According to everyone I’ve ever met, my calendaring system is precise, comprehensive, and profoundly weird. At the same time, folks tell me how absolutely much I get done (versus the how absolutely much I don’t get done, which is what I am aware of).
Thank you?
(spoiler - I’m not about to tell you how I do it, or that you should, too. This is not a how-to post.)
I don’t calendar every moment of every day, but I do have a lot of things on the calendar, because I do a lot of things. I’m a champion of moving a fleet of small intellectual or imaginary ships in the directions of their individual destinies at once.
Rather than having one or two calendars - say, home and work- I have four*. But before you fret, they’re all in the same platform and no one has access to all of them.
This works for me in part because I work for myself, or in collaboration with a number of wonderful humans who each interface with a part of my life, not the whole thing. No one has to tolerate or observe or hold space for the absolute fruit basket of my calendars.
In my nine-month old role at the hospital I share a job with a colleague. We have the same responsibilities and workload, inside of a system that is terribly erratic and evolves quickly, but we also have wildly different strategies, which is the point of this latte.
She, my sweet colleague, is a start-to-finish sort. She’ll grab a task by the horns and wrangle it all the way into the stable through rain or snow. One horse at a time, one step at a time. Start. Finish.

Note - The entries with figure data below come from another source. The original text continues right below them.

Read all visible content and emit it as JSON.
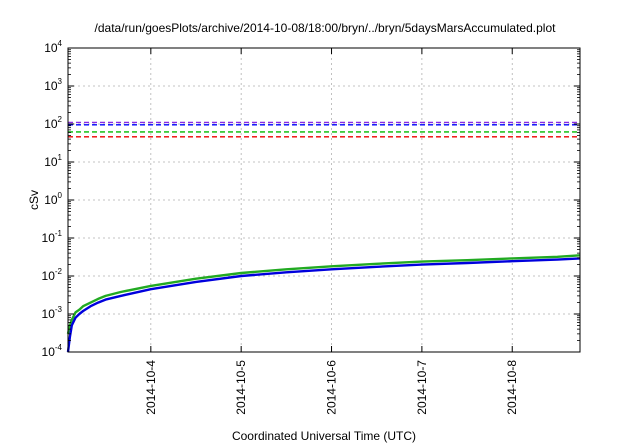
{
  "chart_data": {
    "type": "line",
    "title": "/data/run/goesPlots/archive/2014-10-08/18:00/bryn/../bryn/5daysMarsAccumulated.plot",
    "xlabel": "Coordinated Universal Time (UTC)",
    "ylabel": "cSv",
    "y_scale": "log",
    "ylim": [
      0.0001,
      10000
    ],
    "xlim": [
      "2014-10-03 02:00",
      "2014-10-08 18:00"
    ],
    "x_ticks": [
      "2014-10-4",
      "2014-10-5",
      "2014-10-6",
      "2014-10-7",
      "2014-10-8"
    ],
    "y_ticks": [
      {
        "base": "10",
        "exp": "-4"
      },
      {
        "base": "10",
        "exp": "-3"
      },
      {
        "base": "10",
        "exp": "-2"
      },
      {
        "base": "10",
        "exp": "-1"
      },
      {
        "base": "10",
        "exp": "0"
      },
      {
        "base": "10",
        "exp": "1"
      },
      {
        "base": "10",
        "exp": "2"
      },
      {
        "base": "10",
        "exp": "3"
      },
      {
        "base": "10",
        "exp": "4"
      }
    ],
    "grid": true,
    "reference_lines": [
      {
        "value": 110,
        "color": "#8a2be2",
        "style": "dashed"
      },
      {
        "value": 95,
        "color": "#0000ff",
        "style": "dashed"
      },
      {
        "value": 62,
        "color": "#00bb00",
        "style": "dashed"
      },
      {
        "value": 46,
        "color": "#ee0000",
        "style": "dashed"
      }
    ],
    "series": [
      {
        "color": "#22aa22",
        "x": [
          "2014-10-03 02:00",
          "2014-10-03 02:30",
          "2014-10-03 03:00",
          "2014-10-03 04:00",
          "2014-10-03 05:00",
          "2014-10-03 06:00",
          "2014-10-03 08:00",
          "2014-10-03 10:00",
          "2014-10-03 12:00",
          "2014-10-03 16:00",
          "2014-10-04 00:00",
          "2014-10-04 12:00",
          "2014-10-05 00:00",
          "2014-10-05 12:00",
          "2014-10-06 00:00",
          "2014-10-06 12:00",
          "2014-10-07 00:00",
          "2014-10-07 12:00",
          "2014-10-08 00:00",
          "2014-10-08 12:00",
          "2014-10-08 18:00"
        ],
        "y": [
          0.0003,
          0.0005,
          0.0007,
          0.0011,
          0.0013,
          0.0016,
          0.002,
          0.0025,
          0.003,
          0.0038,
          0.0055,
          0.0085,
          0.012,
          0.015,
          0.018,
          0.021,
          0.024,
          0.026,
          0.029,
          0.032,
          0.035
        ]
      },
      {
        "color": "#0000dd",
        "x": [
          "2014-10-03 02:00",
          "2014-10-03 02:30",
          "2014-10-03 03:00",
          "2014-10-03 04:00",
          "2014-10-03 05:00",
          "2014-10-03 06:00",
          "2014-10-03 08:00",
          "2014-10-03 10:00",
          "2014-10-03 12:00",
          "2014-10-03 16:00",
          "2014-10-04 00:00",
          "2014-10-04 12:00",
          "2014-10-05 00:00",
          "2014-10-05 12:00",
          "2014-10-06 00:00",
          "2014-10-06 12:00",
          "2014-10-07 00:00",
          "2014-10-07 12:00",
          "2014-10-08 00:00",
          "2014-10-08 12:00",
          "2014-10-08 18:00"
        ],
        "y": [
          0.0001,
          0.00025,
          0.0005,
          0.0008,
          0.001,
          0.0012,
          0.0016,
          0.002,
          0.0024,
          0.003,
          0.0045,
          0.007,
          0.01,
          0.0125,
          0.015,
          0.0175,
          0.02,
          0.022,
          0.0245,
          0.027,
          0.029
        ]
      }
    ]
  }
}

My strategy is to get a critter to a landmark on the way to the barn, when I pick up the last one and move it sideways, and then grab the branch that needs to go with me… I pivot and continue along.
Her day is A-B-C-D and mine is A-D-F-L-Q-A-B-D-D-L-R-A. I can’t say that either of us gets more done, exactly, but that we get things done differently and I feel some modest degree of shame in my way.
Is this multitasking? No, not precisely. I think of it as micro tasking with a conservation of steps or resources which goes quite well so long as most things get to (or close to) completion. Perhaps you do this? Take the shoes from the front door to the bottom of the stairs (but not up and into the closet), then grab the trash from the bathroom and move it into the laundry room (add the dryer lint), grab the stack of clean folded clothes from the dryer to take upstairs and grab the door shoes from the steps to take with you, leaving the trashcan at the bottom of the steps.